Foto: Cortesía

Estados

Culiacán marcha contra la violencia tras dos años de guerra del Cártel de Sinaloa

Decenas de ciudadanos vestidos de blanco salieron a las calles de Culiacán para exigir paz, cuando se cumplen dos años del recrudecimiento de la violencia derivada de la disputa entre las facciones del Cártel de Sinaloa. La jornada comenzó con una misa al aire libre encabezada por el obispo Jesús José Herrera Quiñónez.

El llamado fue directo: no acostumbrarse al miedo ni permitir que la violencia forme parte de la vida cotidiana. Después de la ceremonia, los participantes recorrieron cerca de dos kilómetros por la avenida Álvaro Obregón hasta llegar a la catedral.

Culiacán sale a las calles para exigir paz tras dos años de violencia

La misa dominical se realizó frente al templo de la Virgen de Guadalupe, conocido como La Lomita, ubicado sobre la avenida Álvaro Obregón, una de las principales vialidades de la capital sinaloense.

Herrera Quiñónez pidió a las parroquias suspender las misas matutinas para facilitar que los ciudadanos acudieran a la manifestación.

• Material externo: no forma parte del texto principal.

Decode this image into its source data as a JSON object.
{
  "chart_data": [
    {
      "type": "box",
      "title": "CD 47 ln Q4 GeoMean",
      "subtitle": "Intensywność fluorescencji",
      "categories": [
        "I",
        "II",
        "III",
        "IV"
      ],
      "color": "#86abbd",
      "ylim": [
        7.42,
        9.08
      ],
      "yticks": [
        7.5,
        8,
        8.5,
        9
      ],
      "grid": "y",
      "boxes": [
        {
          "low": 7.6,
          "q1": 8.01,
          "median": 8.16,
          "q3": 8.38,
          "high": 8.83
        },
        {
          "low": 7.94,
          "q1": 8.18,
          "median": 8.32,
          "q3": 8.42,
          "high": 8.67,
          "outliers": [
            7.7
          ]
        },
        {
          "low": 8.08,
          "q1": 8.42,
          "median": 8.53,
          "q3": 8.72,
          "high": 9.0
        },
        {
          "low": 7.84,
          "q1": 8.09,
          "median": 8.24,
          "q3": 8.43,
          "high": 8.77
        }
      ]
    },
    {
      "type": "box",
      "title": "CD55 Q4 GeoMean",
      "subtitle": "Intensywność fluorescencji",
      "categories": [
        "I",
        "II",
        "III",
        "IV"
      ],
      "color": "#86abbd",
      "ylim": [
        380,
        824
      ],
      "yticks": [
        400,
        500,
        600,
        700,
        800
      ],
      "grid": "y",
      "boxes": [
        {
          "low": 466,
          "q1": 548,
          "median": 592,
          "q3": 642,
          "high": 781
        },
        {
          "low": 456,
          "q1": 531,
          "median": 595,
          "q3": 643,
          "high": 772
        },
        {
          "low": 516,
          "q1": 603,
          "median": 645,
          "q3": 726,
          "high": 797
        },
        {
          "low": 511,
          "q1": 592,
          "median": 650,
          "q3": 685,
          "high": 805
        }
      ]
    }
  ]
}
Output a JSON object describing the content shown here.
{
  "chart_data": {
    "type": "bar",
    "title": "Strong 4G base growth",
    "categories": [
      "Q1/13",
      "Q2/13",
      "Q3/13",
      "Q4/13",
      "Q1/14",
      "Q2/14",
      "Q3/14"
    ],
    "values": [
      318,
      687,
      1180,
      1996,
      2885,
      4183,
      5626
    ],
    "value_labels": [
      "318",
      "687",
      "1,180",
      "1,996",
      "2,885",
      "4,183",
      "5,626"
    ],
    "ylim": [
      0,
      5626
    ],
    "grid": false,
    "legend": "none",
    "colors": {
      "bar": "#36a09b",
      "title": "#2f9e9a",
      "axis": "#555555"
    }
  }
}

Durante su homilía, sostuvo que Culiacán no puede acostumbrarse al dolor ni permitir que el miedo le robe la esperanza.

Después de la ceremonia religiosa, los manifestantes avanzaron por la avenida Álvaro Obregón con pancartas en las que expresaron su rechazo a la violencia y su exigencia de vivir en paz.

El obispo pide frenar la disputa criminal

Durante su mensaje, el obispo también dirigió un llamado a los integrantes del Cártel de Sinaloa para que detengan la violencia generada por su disputa interna.

El religioso pidió considerar las consecuencias que el conflicto ha dejado entre las familias sinaloenses y señaló que ningún territorio, dinero o ambición puede estar por encima de una vida humana.

“Deténganse. Miren lo que está ocurriendo. Miren a las familias heridas. Miren a los jóvenes. Miren a nuestra ciudad”, pidió durante la celebración.

Herrera Quiñónez llamó además a los participantes a perdonar a sus semejantes y sostuvo que todavía existe la posibilidad de cambiar el rumbo y elegir la vida.

Reclaman una respuesta más firme de las autoridades

Antes de comenzar la misa, el obispo cuestionó las acciones emprendidas por las autoridades para contener la violencia en Sinaloa.

A dos años del inicio del conflicto que ha afectado a Culiacán y otras regiones del estado, consideró que los esfuerzos gubernamentales han sido “muy débiles” y “muy pobres”, debido a que la población continúa viviendo con miedo.

“Llevamos ya dos años esperando, llevamos dos años luchando, llevamos dos años cuidándonos”, afirmó.

La protesta reunió a ciudadanos y dirigentes políticos

En la movilización participaron ciudadanos vestidos de blanco, además de dirigentes políticos y empresariales. Entre quienes estuvieron al frente de la marcha se encontraban representantes del PAN y PRI, como Paola Gárate, Mario Zamora y Pío Esquer, así como integrantes del sector empresarial.

La concentración concluyó frente a la catedral de Culiacán, donde continuaron las expresiones de rechazo a la violencia.

Durante la manifestación también se rompieron piñatas con la efigie de Graciela Domínguez. Jóvenes golpearon las figuras con palos en medio de la protesta, en una de las escenas más llamativas de la jornada.

La marcha ocurrió mientras Culiacán llega a dos años de una etapa marcada por la violencia, el temor entre la población y los reclamos para recuperar la tranquilidad.